DFT modeling of Mn charged states in Ga1 − xMnxAs diluted ferromagnetic semiconductors: The cluster approach

Quantum chemical cluster modeling of the high-symmetry nanoclusters Ga15MnAs16H36 and Ga12MnAs16H36 simulating the bulk of a GaAs crystal with Mn paramagnetic impurity center is carried out within the Density Functional Theory. A Generalized Gradient Approximation method PBEPBE/LanL2DZ is used to study the neutral Mn0 and ionized Mn− states of a Mn atom in the nanoclusters under consideration. The change of the charge state of the impurity center from Mn0 to Mn− leads to a considerable relaxation of Mn-As bonds in the immediate surroundings of the Mn atom and to the “p-hole” recombination. It also affects the spin density localization.
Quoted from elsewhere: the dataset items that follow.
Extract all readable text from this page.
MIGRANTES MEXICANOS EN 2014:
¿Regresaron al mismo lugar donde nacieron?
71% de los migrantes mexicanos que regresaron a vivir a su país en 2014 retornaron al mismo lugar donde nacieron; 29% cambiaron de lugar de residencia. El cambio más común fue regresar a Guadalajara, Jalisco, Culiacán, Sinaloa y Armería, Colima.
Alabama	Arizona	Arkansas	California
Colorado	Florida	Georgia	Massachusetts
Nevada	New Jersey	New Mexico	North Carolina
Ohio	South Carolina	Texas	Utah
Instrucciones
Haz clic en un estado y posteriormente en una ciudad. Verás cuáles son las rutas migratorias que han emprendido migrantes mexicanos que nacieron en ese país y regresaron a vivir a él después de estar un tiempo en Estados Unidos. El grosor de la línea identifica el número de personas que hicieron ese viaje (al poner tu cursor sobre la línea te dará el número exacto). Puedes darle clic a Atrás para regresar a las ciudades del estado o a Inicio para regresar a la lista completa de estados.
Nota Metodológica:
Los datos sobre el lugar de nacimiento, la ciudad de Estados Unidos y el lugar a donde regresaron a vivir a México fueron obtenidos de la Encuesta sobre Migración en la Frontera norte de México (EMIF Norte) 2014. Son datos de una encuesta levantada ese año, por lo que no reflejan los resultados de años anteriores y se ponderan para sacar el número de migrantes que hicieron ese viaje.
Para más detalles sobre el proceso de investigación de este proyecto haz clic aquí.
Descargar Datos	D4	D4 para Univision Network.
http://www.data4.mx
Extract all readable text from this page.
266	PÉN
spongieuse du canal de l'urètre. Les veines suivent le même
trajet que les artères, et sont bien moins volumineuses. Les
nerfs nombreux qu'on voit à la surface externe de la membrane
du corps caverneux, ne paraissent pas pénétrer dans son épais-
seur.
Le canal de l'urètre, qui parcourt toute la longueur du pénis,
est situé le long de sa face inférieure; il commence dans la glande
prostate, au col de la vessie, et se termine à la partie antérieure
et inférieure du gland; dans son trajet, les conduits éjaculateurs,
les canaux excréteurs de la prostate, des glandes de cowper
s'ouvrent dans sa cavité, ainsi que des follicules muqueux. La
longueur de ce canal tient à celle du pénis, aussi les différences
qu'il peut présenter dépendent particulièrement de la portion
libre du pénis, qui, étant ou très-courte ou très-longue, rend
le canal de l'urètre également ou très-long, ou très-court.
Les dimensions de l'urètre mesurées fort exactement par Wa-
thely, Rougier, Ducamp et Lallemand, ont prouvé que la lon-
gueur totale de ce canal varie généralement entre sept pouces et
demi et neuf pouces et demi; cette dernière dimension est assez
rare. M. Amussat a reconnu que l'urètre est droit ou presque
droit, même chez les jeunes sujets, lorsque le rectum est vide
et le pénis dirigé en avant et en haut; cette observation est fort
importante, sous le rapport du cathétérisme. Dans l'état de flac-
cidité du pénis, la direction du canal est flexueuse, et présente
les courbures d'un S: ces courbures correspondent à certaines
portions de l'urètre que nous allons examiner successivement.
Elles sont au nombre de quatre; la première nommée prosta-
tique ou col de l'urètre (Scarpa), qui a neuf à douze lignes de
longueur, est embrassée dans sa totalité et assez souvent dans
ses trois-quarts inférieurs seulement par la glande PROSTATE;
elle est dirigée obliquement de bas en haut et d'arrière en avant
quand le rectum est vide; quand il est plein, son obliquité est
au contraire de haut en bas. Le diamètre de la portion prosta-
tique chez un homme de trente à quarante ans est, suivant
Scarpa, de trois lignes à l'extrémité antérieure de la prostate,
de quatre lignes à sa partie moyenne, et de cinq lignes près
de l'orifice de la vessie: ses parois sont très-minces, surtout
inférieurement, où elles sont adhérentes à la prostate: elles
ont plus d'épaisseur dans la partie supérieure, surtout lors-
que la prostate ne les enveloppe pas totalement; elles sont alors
The components of the g-tensor for both the neutral Mn0 and the ionized Mnstates are calculated by the Gauge-Independent Atomic Orbital (GIAO) method with the hybrid density-functional mPW1PW91. The resulting values of the g-factor are in good agreement with the experimental Electron Paramagnetic Resonance data. The results obtained confirm the applicability of the cluster approach for describing charge effects in dilute ferromagnetic semiconductors.